Das Komitee, das den Entwurf der Botschaft erarbeitet hatte, hatte ausgezeichnete Arbeit gemacht. Das Bemühen, die vielen Anregungen aus Workshops, Bibelarbeiten und Diskussionsrunden aufzunehmen, war deutlich zu erkennen. Als nach dem Verlesen des Entwurfs in Kleingruppen vorgegebene Fragen diskutiert werden sollten, setzen sich die Teilnehmenden über die Anweisungen hinweg und debattierten ihre eigene Fragen. Die Rückmeldung aus den Kleingruppen fand dann nicht statt. Über 100 Teilnehmende drängten sich an den beiden Saalmikrofonen und ein sichtlich überforderter Moderator bemühte sich redlich, die Lage einigermaßen unter Kontrolle zu behalten.
Die Rückmeldungen machten in der Botschaft mühsam vereinbarte Differenzen deutlich, etwa, als ein norwegischer Delegierter sich mit Verweis auf die deutsche Besetzung Norwegens vehement gegen die Formulierung wehrte, dass die Versammelten sich einige seien, dass Krieg kein Problem löse. Unvermittelt standen so am Ende der Konvokation konträre Positionen im Raum. Deutlich wurde auch, dass Delegierte sehr unterschiedliche Vorstellungen davon hatten, was die Botschaft bewirken sollte.

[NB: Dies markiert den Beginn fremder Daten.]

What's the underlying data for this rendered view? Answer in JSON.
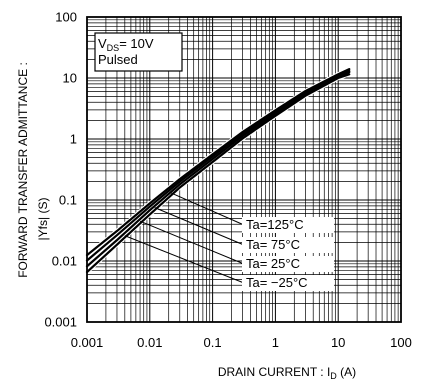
{
  "chart_data": {
    "type": "line",
    "x_scale": "log",
    "y_scale": "log",
    "xlim": [
      0.001,
      100
    ],
    "ylim": [
      0.001,
      100
    ],
    "grid": true,
    "x_ticks": [
      "0.001",
      "0.01",
      "0.1",
      "1",
      "10",
      "100"
    ],
    "y_ticks": [
      "0.001",
      "0.01",
      "0.1",
      "1",
      "10",
      "100"
    ],
    "xlabel": {
      "main": "DRAIN CURRENT : I",
      "sub": "D",
      "unit": " (A)"
    },
    "ylabel": {
      "line1": "FORWARD TRANSFER ADMITTANCE :",
      "line2": "|Yfs| (S)"
    },
    "conditions": {
      "vds_main": "V",
      "vds_sub": "DS",
      "vds_value": "= 10V",
      "mode": "Pulsed"
    },
    "series": [
      {
        "name": "Ta=125°C",
        "x": [
          0.001,
          0.003,
          0.01,
          0.03,
          0.1,
          0.3,
          1,
          3,
          10,
          15
        ],
        "y": [
          0.0125,
          0.031,
          0.088,
          0.22,
          0.56,
          1.3,
          2.95,
          6.1,
          11.5,
          14
        ]
      },
      {
        "name": "Ta= 75°C",
        "x": [
          0.001,
          0.003,
          0.01,
          0.03,
          0.1,
          0.3,
          1,
          3,
          10,
          15
        ],
        "y": [
          0.0102,
          0.0265,
          0.078,
          0.2,
          0.52,
          1.22,
          2.8,
          5.8,
          11,
          13
        ]
      },
      {
        "name": "Ta= 25°C",
        "x": [
          0.001,
          0.003,
          0.01,
          0.03,
          0.1,
          0.3,
          1,
          3,
          10,
          15
        ],
        "y": [
          0.0082,
          0.022,
          0.068,
          0.18,
          0.47,
          1.12,
          2.6,
          5.5,
          10.5,
          12.5
        ]
      },
      {
        "name": "Ta= −25°C",
        "x": [
          0.001,
          0.003,
          0.01,
          0.03,
          0.1,
          0.3,
          1,
          3,
          10,
          15
        ],
        "y": [
          0.0066,
          0.0185,
          0.058,
          0.16,
          0.42,
          1.02,
          2.4,
          5.1,
          10,
          11.5
        ]
      }
    ],
    "legend_anchor_points": [
      {
        "x": 0.022,
        "y": 0.13
      },
      {
        "x": 0.012,
        "y": 0.075
      },
      {
        "x": 0.007,
        "y": 0.045
      },
      {
        "x": 0.004,
        "y": 0.026
      }
    ]
  }
}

Viele Delegierte aus dem globalen Süden waren mit den Formulierungen des Entwurfs sehr einverstanden, weil, so mein Sitznachbar aus Nigeria, sie es ihnen ermöglicht, in ihren Gemeinden und Kirchen zu beraten, was die Forderungen der Botschaft in ihrem eigenen Kontext bedeutet. So habe die Verpflichtung auf eine „economy of life“ für die Menschen in Nigeria andere Konsequenzen als für Menschen in Deutschland. Viele Delegierte aus dem globalen Norden wollten die Botschaft viel präskriptiver haben. Es müsse in der Botschaft gesagt werden, dass eine „economy of life“ den Verzicht auch Nuklearkraftwerke und Modelle wie car-sharing enthalten müsse.

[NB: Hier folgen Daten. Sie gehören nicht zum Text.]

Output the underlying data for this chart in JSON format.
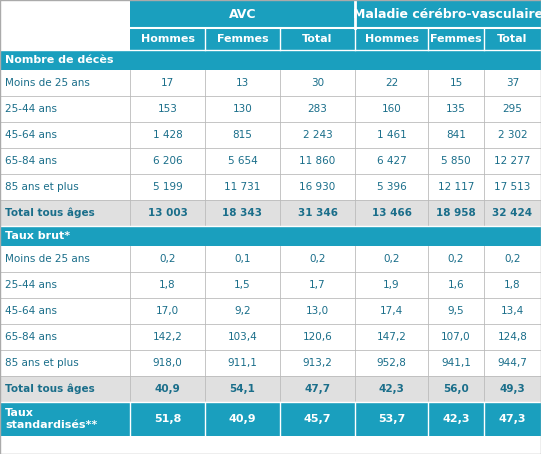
{
  "header1": [
    "AVC",
    "Maladie cérébro-vasculaire"
  ],
  "header2": [
    "Hommes",
    "Femmes",
    "Total",
    "Hommes",
    "Femmes",
    "Total"
  ],
  "section1_label": "Nombre de décès",
  "section2_label": "Taux brut*",
  "section3_label": "Taux\nstandardisés**",
  "row_labels_s1": [
    "Moins de 25 ans",
    "25-44 ans",
    "45-64 ans",
    "65-84 ans",
    "85 ans et plus",
    "Total tous âges"
  ],
  "data_s1": [
    [
      "17",
      "13",
      "30",
      "22",
      "15",
      "37"
    ],
    [
      "153",
      "130",
      "283",
      "160",
      "135",
      "295"
    ],
    [
      "1 428",
      "815",
      "2 243",
      "1 461",
      "841",
      "2 302"
    ],
    [
      "6 206",
      "5 654",
      "11 860",
      "6 427",
      "5 850",
      "12 277"
    ],
    [
      "5 199",
      "11 731",
      "16 930",
      "5 396",
      "12 117",
      "17 513"
    ],
    [
      "13 003",
      "18 343",
      "31 346",
      "13 466",
      "18 958",
      "32 424"
    ]
  ],
  "row_labels_s2": [
    "Moins de 25 ans",
    "25-44 ans",
    "45-64 ans",
    "65-84 ans",
    "85 ans et plus",
    "Total tous âges"
  ],
  "data_s2": [
    [
      "0,2",
      "0,1",
      "0,2",
      "0,2",
      "0,2",
      "0,2"
    ],
    [
      "1,8",
      "1,5",
      "1,7",
      "1,9",
      "1,6",
      "1,8"
    ],
    [
      "17,0",
      "9,2",
      "13,0",
      "17,4",
      "9,5",
      "13,4"
    ],
    [
      "142,2",
      "103,4",
      "120,6",
      "147,2",
      "107,0",
      "124,8"
    ],
    [
      "918,0",
      "911,1",
      "913,2",
      "952,8",
      "941,1",
      "944,7"
    ],
    [
      "40,9",
      "54,1",
      "47,7",
      "42,3",
      "56,0",
      "49,3"
    ]
  ],
  "data_s3": [
    "51,8",
    "40,9",
    "45,7",
    "53,7",
    "42,3",
    "47,3"
  ],
  "header_bg": "#1a9fbe",
  "section_bg": "#1a9fbe",
  "text_white": "#ffffff",
  "text_dark": "#1a6e8a",
  "grid_color": "#bbbbbb",
  "white": "#ffffff",
  "total_bg": "#e0e0e0"
}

Trotz dieses unbefriedigenden Verfahrens waren die Delegierten am Ende des Tages begeistert, dass eine Botschaft entstanden war, die sich gut mitnehmen lässt. „Hiermit kann ich in meiner Gemeinde arbeiten. Es gibt viele Ansatzpunkte, an denen wir in unserem Kontext weiterarbeiten können“, freute sich eine deutsche Delegierte.
So fliegen wir nun alle nach Hause. Nicht nur mit einem in vieler Hinsicht beeindruckenden Erlebnis im Gepäck, vielen interessanten Diskussionen – vor allem am Abend in der lauen Nachtluft – sondern auch mit einer Botschaft, die Fingerzeige für weitere Schritte hin zu einem Gerechten Frieden gibt.
Wolfgang Heinrich

Die Abschlusserklärung “Ehre sei Gott und Frieden auf Erden”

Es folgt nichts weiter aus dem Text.